Hier gibt es ein Kurz & Bündig zur Influenza-Impfung des RKI.
 

Literatur:

  1. RKI: Saison akuter Atemwegserkrankungen beginnt – Bundesgesundheitsminister und RKI-Spitze rufen zur Impfung auf. Gemeinsame Pressemitteilung von Bundesgesundheitsministerium und Robert Koch-Institut 18.09.2023.
  2. Schlaberg J, Vygen-Bonnet S, Falman A, et al.: Wissenschaftliche Begründung für die Aktualisierung der STIKO-Empfehlungen zur Pneumokokken-Standardimpfung von Personen ≥ 60 Jahre sowie zur Pneumokokken-Indikationsimpfung von Risikogruppen. Epid Bull 2023; 39: 6-44, DOI 10.25646/11719.
  3. Oguz MM: Improving influenza vaccination uptake among healthcare workers by on-site influenza vaccination campaign in a tertiary children hospital. Human Vaccines & Immuntherapeutics. 2019, VOL. 15, NO. 5, 1060–1065.

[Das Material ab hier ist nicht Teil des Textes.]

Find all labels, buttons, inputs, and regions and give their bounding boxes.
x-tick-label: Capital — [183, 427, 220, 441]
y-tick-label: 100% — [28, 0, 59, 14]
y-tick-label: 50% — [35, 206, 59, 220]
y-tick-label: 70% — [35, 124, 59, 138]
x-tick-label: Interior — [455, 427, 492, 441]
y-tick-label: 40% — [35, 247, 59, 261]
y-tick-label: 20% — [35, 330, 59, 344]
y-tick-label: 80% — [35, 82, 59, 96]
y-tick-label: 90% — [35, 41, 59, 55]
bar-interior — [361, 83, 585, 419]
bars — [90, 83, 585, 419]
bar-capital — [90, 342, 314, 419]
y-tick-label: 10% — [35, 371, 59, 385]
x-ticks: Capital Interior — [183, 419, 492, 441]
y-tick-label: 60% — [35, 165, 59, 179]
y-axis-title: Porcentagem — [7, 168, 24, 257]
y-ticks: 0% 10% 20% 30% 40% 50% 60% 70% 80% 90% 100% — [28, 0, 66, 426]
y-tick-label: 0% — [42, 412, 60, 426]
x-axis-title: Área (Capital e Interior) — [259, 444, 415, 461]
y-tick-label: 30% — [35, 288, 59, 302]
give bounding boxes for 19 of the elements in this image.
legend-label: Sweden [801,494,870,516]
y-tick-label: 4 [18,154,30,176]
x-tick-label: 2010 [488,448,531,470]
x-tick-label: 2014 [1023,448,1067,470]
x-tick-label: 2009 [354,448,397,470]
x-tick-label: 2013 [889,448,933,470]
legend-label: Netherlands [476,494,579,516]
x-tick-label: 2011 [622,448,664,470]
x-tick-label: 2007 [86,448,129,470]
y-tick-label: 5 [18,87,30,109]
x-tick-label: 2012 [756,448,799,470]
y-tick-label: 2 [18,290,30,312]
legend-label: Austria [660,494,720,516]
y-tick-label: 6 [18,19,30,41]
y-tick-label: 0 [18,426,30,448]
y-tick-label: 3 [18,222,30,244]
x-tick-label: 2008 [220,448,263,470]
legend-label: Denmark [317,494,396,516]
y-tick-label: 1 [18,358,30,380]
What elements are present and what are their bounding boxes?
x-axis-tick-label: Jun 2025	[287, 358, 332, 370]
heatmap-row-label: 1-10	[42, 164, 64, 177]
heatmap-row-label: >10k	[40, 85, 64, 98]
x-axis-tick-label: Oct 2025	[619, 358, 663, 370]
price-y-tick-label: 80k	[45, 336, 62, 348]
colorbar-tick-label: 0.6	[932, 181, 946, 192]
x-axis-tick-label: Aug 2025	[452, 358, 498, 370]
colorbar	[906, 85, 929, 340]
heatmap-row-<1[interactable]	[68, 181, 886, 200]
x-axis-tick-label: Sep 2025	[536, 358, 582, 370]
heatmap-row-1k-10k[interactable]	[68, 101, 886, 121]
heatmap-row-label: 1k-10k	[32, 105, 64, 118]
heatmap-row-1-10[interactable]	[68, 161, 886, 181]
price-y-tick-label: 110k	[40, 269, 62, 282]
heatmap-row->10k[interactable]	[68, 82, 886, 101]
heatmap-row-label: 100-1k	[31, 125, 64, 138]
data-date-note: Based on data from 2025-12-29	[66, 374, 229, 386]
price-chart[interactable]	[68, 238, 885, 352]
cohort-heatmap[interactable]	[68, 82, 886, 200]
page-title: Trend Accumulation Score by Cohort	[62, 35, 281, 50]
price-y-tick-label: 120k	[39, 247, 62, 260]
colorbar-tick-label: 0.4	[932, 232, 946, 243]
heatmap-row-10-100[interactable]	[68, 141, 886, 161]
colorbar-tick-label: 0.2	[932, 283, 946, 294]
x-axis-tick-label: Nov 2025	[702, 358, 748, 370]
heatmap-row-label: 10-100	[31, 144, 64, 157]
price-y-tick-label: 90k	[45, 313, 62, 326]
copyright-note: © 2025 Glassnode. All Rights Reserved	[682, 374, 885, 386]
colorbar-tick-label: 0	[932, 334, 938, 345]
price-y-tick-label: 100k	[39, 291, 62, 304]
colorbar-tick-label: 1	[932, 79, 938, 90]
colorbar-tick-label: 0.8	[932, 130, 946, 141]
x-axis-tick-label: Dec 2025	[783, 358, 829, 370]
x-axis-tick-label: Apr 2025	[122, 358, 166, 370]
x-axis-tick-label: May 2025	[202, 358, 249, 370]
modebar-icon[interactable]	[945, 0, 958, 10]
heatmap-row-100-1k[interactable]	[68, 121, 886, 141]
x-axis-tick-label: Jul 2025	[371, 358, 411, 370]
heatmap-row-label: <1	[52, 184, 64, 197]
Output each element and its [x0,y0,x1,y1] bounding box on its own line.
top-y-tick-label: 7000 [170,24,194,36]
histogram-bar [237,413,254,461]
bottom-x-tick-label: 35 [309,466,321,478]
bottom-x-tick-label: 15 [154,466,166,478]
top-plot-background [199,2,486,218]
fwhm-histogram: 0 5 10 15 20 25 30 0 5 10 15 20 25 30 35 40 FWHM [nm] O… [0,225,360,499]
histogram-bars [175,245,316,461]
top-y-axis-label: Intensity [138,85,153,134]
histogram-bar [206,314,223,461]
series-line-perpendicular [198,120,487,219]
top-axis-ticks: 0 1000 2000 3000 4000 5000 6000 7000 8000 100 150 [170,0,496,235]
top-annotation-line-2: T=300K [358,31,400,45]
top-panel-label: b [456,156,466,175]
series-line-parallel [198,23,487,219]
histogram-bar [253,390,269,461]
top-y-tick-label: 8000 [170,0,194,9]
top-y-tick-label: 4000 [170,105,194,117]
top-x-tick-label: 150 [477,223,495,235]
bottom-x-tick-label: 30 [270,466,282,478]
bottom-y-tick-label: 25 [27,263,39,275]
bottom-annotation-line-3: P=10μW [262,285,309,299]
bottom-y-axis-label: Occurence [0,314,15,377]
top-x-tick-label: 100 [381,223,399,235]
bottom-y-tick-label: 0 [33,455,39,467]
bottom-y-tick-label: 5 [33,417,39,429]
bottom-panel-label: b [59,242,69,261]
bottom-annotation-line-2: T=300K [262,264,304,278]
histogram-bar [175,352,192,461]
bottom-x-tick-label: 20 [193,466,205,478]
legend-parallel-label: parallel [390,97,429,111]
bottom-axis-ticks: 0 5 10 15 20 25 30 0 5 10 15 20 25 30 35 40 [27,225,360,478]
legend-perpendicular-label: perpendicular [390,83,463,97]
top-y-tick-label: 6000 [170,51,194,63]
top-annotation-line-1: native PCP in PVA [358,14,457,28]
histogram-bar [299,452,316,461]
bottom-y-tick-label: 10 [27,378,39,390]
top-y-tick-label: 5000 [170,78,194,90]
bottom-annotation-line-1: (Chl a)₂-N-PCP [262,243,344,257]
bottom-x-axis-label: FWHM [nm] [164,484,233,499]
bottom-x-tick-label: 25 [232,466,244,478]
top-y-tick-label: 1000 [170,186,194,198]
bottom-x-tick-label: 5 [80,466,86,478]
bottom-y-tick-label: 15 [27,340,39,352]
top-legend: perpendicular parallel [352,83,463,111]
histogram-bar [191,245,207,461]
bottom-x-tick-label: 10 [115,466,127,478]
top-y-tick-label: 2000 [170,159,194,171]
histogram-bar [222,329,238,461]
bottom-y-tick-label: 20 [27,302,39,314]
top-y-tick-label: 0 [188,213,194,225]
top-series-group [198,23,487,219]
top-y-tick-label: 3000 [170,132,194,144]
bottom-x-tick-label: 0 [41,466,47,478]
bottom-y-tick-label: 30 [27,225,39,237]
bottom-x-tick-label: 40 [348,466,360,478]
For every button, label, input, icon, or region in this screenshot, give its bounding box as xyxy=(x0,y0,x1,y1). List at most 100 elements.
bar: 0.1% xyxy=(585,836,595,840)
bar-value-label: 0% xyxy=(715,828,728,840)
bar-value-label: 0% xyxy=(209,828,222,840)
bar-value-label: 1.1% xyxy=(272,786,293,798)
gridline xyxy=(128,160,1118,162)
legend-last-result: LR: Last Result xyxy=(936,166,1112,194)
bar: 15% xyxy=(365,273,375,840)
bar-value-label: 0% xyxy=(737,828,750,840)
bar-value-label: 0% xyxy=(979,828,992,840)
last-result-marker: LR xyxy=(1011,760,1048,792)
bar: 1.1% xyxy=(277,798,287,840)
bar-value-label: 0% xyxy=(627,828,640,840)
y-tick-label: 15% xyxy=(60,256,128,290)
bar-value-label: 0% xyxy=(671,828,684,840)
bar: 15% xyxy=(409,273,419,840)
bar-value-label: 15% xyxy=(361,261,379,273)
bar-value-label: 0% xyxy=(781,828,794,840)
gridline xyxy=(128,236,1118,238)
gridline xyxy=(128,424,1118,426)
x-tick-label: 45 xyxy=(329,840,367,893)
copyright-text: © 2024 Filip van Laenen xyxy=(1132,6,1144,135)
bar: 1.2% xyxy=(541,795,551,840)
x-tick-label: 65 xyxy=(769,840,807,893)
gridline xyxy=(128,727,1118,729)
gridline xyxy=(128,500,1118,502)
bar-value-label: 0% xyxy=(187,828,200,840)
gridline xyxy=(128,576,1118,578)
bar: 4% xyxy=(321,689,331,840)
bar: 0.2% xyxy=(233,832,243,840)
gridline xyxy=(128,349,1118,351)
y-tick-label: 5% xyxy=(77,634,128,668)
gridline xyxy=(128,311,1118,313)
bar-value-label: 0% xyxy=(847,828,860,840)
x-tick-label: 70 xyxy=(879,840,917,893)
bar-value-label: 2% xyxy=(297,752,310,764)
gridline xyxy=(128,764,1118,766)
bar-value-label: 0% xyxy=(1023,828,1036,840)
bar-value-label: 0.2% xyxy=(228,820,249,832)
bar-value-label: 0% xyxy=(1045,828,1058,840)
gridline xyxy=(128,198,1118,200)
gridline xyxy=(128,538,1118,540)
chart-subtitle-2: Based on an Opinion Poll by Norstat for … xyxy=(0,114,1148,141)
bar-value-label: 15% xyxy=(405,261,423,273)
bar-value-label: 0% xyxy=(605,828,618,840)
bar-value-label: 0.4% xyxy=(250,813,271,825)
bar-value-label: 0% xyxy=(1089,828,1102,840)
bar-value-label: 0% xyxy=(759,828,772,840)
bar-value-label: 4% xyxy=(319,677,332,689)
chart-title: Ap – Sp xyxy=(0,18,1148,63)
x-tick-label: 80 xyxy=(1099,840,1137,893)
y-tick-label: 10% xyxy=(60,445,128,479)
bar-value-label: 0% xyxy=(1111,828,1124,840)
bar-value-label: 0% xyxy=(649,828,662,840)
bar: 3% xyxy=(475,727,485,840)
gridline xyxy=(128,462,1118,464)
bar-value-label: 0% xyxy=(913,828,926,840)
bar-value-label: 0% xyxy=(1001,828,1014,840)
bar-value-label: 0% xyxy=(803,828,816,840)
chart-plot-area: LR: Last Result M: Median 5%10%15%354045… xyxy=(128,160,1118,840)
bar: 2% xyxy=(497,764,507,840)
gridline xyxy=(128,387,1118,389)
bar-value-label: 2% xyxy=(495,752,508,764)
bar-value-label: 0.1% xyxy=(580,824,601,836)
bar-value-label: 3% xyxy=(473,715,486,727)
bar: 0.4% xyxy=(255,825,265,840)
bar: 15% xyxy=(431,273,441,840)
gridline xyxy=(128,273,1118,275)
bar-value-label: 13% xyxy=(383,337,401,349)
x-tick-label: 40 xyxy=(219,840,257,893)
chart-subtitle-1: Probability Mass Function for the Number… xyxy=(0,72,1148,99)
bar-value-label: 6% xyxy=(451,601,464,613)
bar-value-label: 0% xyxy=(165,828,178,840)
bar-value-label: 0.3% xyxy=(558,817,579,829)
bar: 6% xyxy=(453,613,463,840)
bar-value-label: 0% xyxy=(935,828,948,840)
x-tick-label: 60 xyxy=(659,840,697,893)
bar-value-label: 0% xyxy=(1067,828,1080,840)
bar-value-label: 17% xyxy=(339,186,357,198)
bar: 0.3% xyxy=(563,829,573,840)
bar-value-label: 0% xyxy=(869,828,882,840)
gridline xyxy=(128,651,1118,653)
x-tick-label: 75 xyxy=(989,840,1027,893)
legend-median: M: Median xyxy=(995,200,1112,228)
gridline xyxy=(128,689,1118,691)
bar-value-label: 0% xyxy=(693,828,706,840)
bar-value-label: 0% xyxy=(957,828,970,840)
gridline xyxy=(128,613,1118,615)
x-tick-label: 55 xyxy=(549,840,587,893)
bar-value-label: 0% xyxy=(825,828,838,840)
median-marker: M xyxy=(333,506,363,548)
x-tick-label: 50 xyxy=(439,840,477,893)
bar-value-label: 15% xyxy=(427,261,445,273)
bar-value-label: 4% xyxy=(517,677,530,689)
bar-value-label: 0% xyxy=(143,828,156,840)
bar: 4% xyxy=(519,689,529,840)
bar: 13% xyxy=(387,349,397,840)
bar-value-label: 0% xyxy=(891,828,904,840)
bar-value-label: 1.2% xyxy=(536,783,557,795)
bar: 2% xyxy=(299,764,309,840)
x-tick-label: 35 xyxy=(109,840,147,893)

  4. Wollweber A, Gerlach H, Reinhart K: World Sepsis Day am 13.09.2015 Anästh Intensivmed 2015;56: 465–66.
  5. Panknin H-T: Daten und Erkenntnisse aus nosokomialen COVID-19-Infektionen - Ein ausgewählter Literaturüberblick. MTA Dialog, 6/2022, DOI: 10.53180/MTADIALOG.2022.0458.
  6. Wicker S: BK 3101 – Infektionskrankheiten. Internist. Online publiziert am 24. April 2019, DOI: doi.org/10.1007/s00108-019-0603-x.
  7. Wiedermann-Schmidt U, et al.: Impfungen für MitarbeiterInnen des Gesundheitswesens. Empfehlungen als Erweiterung des Österreichischen Impfplans. Bundesministerium für Gesundheit September 2012.